Anastasiya Petryshak: vi presento il mio “angelo terribile”, portatore di mistero
di Lorenzo Montanaro
La violinista si racconta in occasione dell’uscita del suo secondo disco, dedicato al Novecento francese. Ecco l'intervista uscita su ARCHI magazine di marzo-aprile 2023, qui in versione originale e integrale.
Partirei proprio dal disco, Ange Terrible. Debussy, Ravel, Messiaen: pagine di straordinaria sensibilità, complessità e raffinatezza. Che cosa l’ha attratta in questo repertorio? E come ha scelto di approcciarlo?
«Questo repertorio mi ha accompagnata per moltissimi anni. Sono cresciuta con la musica dei grandi Debussy, Ravel e Messiaen. Da quando li ho aggiunti al mio repertorio non posso farne a meno. Ho sempre amato il fascino della musica francese, in particolare quella del Novecento che è così ricca dal punto di vista musicale, ritmico e armonico, piena di innovazioni che danno la possibilità di esplorare e ricercare un'infinità di nuances dinamiche e timbriche.

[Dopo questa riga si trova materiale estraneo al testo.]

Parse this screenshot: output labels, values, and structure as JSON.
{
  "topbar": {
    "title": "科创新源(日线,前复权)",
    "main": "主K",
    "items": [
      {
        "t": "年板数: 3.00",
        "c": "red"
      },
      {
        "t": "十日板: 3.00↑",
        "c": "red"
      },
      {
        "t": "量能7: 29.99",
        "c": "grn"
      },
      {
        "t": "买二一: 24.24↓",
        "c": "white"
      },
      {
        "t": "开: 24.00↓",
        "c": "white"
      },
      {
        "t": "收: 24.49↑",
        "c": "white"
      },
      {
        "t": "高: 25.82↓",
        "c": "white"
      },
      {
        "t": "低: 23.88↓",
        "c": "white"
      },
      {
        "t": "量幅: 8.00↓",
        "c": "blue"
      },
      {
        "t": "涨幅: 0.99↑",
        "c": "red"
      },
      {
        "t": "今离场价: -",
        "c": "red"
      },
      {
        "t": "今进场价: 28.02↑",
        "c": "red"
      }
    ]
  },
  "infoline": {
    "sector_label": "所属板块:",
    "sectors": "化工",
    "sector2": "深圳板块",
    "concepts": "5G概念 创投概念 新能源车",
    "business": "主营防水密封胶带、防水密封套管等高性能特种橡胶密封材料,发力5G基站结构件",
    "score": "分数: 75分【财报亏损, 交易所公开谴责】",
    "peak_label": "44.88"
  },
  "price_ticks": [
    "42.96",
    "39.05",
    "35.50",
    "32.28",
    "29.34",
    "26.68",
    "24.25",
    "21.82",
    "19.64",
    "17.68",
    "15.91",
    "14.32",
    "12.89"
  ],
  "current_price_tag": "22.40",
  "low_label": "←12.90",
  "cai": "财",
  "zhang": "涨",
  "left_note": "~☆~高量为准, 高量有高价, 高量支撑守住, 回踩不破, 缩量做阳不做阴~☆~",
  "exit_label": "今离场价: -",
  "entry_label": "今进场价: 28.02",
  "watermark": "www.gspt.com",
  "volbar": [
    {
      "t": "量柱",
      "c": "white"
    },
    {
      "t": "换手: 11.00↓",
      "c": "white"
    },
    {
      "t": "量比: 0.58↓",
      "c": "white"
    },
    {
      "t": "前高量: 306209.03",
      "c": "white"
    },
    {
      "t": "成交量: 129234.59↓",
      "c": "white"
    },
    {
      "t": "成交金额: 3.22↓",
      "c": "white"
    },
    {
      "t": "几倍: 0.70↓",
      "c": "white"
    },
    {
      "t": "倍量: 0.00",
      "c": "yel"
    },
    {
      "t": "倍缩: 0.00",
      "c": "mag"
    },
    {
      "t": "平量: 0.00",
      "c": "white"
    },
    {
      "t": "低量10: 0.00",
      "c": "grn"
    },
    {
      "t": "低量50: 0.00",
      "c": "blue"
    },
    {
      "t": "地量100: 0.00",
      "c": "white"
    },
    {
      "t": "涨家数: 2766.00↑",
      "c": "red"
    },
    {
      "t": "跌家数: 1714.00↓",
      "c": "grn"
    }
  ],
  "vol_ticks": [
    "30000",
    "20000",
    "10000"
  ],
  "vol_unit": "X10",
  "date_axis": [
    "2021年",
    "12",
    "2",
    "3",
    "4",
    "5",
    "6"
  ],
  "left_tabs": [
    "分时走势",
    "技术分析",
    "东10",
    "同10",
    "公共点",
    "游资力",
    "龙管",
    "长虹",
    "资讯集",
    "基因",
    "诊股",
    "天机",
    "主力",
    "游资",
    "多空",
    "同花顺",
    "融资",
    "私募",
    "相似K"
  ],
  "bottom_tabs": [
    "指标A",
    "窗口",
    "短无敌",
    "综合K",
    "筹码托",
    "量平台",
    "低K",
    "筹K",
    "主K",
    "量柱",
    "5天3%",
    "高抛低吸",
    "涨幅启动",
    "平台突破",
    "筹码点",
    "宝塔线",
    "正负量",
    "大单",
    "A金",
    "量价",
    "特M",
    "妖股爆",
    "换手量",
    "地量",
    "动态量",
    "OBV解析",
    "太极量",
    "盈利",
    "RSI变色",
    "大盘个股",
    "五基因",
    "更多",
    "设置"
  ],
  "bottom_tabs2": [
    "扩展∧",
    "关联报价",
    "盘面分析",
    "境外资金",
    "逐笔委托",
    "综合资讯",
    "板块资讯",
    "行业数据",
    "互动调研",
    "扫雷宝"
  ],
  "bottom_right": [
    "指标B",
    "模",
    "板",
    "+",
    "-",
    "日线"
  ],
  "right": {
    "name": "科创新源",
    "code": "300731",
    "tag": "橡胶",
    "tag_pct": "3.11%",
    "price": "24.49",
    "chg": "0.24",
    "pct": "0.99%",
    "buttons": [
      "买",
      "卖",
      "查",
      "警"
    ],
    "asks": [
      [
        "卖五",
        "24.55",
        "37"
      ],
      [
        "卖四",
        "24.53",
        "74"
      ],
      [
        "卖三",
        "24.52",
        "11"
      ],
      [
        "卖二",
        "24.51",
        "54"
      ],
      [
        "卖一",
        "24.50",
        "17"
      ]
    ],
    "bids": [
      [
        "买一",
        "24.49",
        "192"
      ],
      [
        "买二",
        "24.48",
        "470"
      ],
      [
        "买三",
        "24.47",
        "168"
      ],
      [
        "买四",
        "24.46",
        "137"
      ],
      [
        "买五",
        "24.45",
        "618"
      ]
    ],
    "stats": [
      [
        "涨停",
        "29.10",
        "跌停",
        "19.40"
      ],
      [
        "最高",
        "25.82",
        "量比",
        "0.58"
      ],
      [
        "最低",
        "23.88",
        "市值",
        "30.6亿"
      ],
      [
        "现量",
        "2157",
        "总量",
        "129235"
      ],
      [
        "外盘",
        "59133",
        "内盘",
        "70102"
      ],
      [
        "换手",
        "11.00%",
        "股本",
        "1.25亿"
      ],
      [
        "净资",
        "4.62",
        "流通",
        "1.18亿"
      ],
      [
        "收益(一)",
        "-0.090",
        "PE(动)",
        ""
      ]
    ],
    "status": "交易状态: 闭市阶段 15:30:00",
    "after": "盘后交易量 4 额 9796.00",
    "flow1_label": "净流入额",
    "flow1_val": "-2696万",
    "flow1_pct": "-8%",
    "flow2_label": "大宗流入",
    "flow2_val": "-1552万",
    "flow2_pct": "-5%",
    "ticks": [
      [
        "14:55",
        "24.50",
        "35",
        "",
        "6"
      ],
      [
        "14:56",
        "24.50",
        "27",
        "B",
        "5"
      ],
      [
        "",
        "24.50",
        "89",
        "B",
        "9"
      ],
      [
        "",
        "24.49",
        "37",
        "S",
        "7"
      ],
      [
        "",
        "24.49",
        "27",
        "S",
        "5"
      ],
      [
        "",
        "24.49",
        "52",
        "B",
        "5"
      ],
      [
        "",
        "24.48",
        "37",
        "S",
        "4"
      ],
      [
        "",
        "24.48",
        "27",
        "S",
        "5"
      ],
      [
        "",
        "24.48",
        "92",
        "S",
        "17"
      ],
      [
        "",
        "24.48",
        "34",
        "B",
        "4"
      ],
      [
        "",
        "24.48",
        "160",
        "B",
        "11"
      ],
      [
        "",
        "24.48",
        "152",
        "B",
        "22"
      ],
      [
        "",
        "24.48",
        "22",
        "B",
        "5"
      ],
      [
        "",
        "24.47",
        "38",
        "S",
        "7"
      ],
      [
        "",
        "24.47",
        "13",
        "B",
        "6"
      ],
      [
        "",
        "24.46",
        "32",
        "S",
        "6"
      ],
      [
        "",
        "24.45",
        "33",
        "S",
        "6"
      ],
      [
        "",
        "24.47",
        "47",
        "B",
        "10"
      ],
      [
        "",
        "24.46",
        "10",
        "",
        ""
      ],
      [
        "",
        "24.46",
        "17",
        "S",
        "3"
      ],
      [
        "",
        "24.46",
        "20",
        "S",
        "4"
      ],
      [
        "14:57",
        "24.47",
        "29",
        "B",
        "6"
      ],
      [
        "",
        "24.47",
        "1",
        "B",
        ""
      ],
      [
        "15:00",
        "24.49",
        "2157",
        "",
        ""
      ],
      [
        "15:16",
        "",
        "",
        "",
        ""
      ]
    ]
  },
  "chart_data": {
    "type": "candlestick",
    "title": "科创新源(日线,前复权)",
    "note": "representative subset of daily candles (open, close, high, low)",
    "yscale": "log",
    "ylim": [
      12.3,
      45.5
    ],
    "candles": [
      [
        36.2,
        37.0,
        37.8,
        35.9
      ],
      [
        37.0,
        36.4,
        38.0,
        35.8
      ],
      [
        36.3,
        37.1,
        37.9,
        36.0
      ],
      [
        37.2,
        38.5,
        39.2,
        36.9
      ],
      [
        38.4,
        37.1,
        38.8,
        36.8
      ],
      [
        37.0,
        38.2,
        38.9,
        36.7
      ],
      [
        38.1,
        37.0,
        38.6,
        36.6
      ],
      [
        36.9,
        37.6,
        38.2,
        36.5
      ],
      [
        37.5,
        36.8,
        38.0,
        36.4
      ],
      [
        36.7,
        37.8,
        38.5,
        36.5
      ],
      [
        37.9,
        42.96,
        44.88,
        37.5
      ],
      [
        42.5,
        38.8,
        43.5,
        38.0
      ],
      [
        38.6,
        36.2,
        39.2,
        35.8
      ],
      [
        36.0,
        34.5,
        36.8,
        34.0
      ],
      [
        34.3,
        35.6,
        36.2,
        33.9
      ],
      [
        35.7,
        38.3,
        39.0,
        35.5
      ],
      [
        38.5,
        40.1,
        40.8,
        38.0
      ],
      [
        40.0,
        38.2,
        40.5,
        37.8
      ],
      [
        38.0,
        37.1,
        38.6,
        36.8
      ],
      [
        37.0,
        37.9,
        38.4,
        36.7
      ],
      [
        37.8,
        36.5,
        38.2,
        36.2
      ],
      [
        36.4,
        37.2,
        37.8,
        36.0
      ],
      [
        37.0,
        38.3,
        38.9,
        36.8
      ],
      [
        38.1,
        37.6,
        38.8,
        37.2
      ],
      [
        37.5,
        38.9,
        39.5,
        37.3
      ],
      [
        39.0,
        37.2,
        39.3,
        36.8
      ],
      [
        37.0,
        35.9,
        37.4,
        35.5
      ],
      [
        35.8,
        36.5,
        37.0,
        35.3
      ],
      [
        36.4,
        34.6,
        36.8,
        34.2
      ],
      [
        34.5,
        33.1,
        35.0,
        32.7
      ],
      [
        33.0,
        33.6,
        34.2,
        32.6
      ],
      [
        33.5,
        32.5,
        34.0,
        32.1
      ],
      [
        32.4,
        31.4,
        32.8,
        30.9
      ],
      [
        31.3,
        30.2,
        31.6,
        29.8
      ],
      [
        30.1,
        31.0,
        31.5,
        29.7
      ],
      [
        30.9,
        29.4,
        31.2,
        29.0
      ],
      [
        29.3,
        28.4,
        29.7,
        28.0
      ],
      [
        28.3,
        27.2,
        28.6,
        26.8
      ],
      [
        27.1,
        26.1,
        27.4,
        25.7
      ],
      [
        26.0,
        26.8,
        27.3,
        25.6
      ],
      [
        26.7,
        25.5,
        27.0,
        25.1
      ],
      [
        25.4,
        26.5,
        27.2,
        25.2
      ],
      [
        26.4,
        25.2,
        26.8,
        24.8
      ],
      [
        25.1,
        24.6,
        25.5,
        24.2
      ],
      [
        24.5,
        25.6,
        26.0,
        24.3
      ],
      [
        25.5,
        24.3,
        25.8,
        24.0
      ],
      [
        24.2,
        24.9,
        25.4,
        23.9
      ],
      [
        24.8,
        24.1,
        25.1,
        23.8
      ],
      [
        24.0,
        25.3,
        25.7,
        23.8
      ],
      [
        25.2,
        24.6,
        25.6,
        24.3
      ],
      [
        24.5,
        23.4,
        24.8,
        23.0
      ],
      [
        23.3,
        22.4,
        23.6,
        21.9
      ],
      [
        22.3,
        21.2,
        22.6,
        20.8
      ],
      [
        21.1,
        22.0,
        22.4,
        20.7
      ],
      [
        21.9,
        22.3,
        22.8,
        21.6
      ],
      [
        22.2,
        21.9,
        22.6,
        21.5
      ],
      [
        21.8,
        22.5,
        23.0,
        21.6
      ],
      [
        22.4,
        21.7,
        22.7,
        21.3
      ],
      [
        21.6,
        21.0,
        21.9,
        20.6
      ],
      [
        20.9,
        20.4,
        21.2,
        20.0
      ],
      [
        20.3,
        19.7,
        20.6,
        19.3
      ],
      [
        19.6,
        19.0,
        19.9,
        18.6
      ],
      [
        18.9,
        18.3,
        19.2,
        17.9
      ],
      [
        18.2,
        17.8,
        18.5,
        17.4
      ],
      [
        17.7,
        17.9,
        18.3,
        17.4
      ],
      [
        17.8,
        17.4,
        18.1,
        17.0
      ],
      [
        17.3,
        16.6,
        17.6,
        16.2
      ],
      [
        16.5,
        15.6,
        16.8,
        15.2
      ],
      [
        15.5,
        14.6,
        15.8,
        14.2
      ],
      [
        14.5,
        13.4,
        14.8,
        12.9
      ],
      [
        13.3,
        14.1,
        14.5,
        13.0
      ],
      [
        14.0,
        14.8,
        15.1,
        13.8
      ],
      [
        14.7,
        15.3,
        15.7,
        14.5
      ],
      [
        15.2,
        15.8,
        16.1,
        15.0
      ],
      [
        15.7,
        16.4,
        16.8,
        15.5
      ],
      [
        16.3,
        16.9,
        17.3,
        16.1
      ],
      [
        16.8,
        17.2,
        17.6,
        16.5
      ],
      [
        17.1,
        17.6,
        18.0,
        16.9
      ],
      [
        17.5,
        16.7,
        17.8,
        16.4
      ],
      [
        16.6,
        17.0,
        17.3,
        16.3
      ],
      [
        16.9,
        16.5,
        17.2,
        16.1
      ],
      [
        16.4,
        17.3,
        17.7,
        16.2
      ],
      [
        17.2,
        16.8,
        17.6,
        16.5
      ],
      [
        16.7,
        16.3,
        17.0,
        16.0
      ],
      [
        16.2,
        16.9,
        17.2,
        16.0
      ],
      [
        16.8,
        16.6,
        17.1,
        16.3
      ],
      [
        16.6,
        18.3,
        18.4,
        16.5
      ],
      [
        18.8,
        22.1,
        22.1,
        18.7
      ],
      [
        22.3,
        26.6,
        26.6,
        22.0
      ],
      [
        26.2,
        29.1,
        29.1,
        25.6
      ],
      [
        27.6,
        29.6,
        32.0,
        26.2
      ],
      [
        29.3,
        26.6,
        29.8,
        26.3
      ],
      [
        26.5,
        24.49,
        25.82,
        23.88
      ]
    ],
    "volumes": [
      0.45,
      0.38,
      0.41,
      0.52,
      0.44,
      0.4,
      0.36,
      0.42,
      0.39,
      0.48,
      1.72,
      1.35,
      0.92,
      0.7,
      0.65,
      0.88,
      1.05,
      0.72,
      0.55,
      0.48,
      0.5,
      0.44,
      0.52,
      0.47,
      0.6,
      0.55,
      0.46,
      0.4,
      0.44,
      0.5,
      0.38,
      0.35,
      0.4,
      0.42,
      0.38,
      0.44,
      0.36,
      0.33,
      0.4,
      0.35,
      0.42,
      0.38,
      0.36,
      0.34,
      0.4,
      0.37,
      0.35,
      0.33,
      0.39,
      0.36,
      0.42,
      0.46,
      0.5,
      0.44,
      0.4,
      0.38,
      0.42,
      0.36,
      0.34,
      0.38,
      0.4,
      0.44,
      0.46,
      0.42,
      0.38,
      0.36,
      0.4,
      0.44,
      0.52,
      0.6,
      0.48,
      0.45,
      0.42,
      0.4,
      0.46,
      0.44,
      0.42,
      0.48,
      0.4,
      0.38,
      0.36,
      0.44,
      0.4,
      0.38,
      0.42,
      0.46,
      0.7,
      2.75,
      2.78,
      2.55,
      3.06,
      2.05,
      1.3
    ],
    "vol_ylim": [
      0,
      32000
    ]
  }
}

La volontà di registrare queste opere è stata ancora più forte dopo aver conosciuto mio marito, Edouard Hurstel, che è di origine francese. Edouard è stato un compagno presente in questo viaggio musicale. Ad affinare la mia interpretazione è stato di aiuto capire a fondo la mentalità, la tradizione e la musicalità della lingua francese. Per poter mettere tutto in prospettiva e dare un'interpretazione più mirata è stato importante tenere in considerazione anche la storia, i vari libri di quel periodo ed i viaggi che abbiamo fatto per visitare i luoghi dove i compositori hanno vissuto e composto. Non dimenticherò mai la casa di Ravel che abbiamo visitato a Montfort l’Amaury: visitandola si può capire così tanto della persona, del suo stile di vita e carattere, tutte cose che sono rispecchiate nella sua musica. Si tratta di "chiavi" aggiuntive alla preparazione tecnica e strumentale che possono aprire la mente, stimolare la fantasia e l'immaginazione e guidare verso un'interpretazione più matura e ricca dal punto di vista artistico».
Ange Terrible è titolo affascinante, come lo sono i contrasti. Perché lo ha scelto?
«Credo fortemente che la musica ci colleghi con qualcosa di più grande di noi, quella realtà misteriosa che illumina le nostre vite ma talvolta può risultare oscura e suscitare timore. L'intenzione era quella di dare un titolo che possa far riflettere e lasciare spazio all'interpretazione.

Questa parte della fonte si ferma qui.